Nguyen Andrew T, Dow Adrienne C, Kupiec-Weglinski Jerzy, Busuttil Ronald W, Lipshutz Gerald S
Division of Liver and Pancreas Transplantation, Department of Surgery, David Geffen School of Medicine, University of California, Los Angeles, Los Angeles, California 90095-7054, USA.
J Surg Res. 2008 Jul;148(1):60-6. doi: 10.1016/j.jss.2008.02.016. Epub 2008 Mar 13.
Gene therapy represents a promising treatment for hepatic disease. Most approaches today use viral methods to target tissues. While nonviral gene therapy is less prominent, hydrodynamic gene delivery represents a promising approach to direct gene expression to the liver. The purpose of the present study was to evaluate promoters for efficient gene expression in hepatocytes in vivo by hydrodynamic delivery and to test the findings in a model of hemophilia A.
Human cytomegalovirus (hCMV), chicken beta-actin/CMV enhancer (CAG), elongation factor-1 alpha (EF1alpha), and phosphoglycerokinase (PGK) promoters were subcloned into plasmids with a luciferase reporter gene. In vitro calcium phosphate-mediated transfection of 2 x 10(5) HEK 293 cells was followed by in vivo whole animal bioluminescence and luminometry after hydrodynamic tail vein injection of plasmid DNA. Six-month-old FVB factor VIII (FVIII)-deficient mice were similarly injected with CBA- or EF1alpha-promoted constructs containing the FVIII heavy and light chains and expression was examined.
In vitro transfection demonstrated a hierarchy of expression: hCMV-intron>CAG>EF1alpha>hCMV>>PGK. In vivo luminometry demonstrated that the CAG construct produced 2.6x, 3.0x, 3.4x, and >1000x the expression of the hCMV-intron, EF1alpha, hCMV, and PGK constructs respectively. FVIII plasmid injected hemophilic mice demonstrated higher levels of FVIII expression with CAG versus EF1alpha, confirming the reporter gene studies. All FVIII-deficient mice injected with EF1alpha-FVIII or CAG-FVIII plasmids survived after tail clipping.

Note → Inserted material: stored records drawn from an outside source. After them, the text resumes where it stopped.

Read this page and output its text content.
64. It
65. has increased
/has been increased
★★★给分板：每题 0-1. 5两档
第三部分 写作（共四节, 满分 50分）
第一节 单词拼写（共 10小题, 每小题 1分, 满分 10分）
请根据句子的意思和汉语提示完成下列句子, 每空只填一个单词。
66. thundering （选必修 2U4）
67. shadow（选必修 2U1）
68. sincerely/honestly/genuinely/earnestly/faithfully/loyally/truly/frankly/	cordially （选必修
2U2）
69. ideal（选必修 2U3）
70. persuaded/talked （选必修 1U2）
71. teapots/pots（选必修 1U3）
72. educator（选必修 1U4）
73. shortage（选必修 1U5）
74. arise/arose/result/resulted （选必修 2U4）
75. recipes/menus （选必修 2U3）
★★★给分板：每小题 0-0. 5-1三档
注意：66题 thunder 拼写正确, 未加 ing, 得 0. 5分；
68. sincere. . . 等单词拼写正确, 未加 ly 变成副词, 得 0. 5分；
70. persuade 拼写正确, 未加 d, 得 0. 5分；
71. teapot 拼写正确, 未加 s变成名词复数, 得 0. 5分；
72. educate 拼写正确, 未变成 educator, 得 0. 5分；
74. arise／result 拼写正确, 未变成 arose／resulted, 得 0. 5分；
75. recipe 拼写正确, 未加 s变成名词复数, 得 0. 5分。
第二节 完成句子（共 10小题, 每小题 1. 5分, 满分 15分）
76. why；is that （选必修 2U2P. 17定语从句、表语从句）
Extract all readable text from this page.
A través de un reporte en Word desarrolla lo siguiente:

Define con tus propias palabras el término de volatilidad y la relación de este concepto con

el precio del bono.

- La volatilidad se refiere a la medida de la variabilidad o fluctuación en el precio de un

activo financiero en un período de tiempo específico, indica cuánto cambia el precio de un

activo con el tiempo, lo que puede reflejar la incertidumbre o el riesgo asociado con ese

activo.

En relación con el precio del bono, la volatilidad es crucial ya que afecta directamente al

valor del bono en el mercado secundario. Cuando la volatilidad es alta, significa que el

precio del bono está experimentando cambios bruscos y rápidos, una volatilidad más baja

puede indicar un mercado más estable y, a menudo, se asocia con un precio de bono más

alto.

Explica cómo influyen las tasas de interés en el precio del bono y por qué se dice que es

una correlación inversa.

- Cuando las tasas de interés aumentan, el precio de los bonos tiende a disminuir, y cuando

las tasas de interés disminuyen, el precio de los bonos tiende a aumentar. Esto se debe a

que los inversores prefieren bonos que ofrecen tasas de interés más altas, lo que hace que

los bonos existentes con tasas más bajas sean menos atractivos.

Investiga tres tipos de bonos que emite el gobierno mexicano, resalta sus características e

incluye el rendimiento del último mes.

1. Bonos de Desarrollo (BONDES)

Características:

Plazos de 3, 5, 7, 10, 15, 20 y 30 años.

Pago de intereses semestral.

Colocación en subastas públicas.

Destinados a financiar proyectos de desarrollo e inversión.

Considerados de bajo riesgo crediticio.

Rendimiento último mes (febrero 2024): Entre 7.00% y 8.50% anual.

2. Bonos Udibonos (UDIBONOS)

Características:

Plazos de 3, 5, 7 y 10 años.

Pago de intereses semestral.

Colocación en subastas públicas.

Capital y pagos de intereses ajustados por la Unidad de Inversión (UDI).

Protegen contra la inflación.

The CAG promoter/enhancer combination is an excellent alternative to the human CMV promoter for hydrodynamic gene delivery to the liver.
基因治疗是肝病的一种有前景的治疗方法。目前大多数方法使用病毒方法来靶向组织。虽然非病毒基因治疗不太突出,但流体动力学基因递送是一种将基因表达直接导向肝脏的有前景的方法。本研究的目的是通过流体动力学递送评估用于体内肝细胞高效基因表达的启动子,并在甲型血友病模型中验证这些发现。
将人巨细胞病毒(hCMV)、鸡β-肌动蛋白/CMV增强子(CAG)、延伸因子-1α(EF1α)和磷酸甘油酸激酶(PGK)启动子亚克隆到带有荧光素酶报告基因的质粒中。对2×10⁵ HEK 293细胞进行体外磷酸钙介导的转染,然后在通过尾静脉流体动力学注射质粒DNA后进行体内全动物生物发光和发光测定。对6月龄的FVB因子VIII(FVIII)缺陷小鼠同样注射含有FVIII重链和轻链的CBA或EF1α启动子构建体,并检测表达情况。
体外转染显示出表达层次:hCMV-内含子>CAG>EF1α>hCMV>>PGK。体内发光测定表明,CAG构建体产生的表达分别是hCMV-内含子、EF1α、hCMV和PGK构建体的2.6倍、3.0倍、3.4倍和>1000倍。注射FVIII质粒的血友病小鼠显示,与EF1α相比,CAG的FVIII表达水平更高,证实了报告基因研究结果。所有注射EF1α-FVIII或CAG-FVIII质粒的FVIII缺陷小鼠在剪尾后均存活。
CAG启动子/增强子组合是用于流体动力学基因递送至肝脏的人CMV启动子的极佳替代品。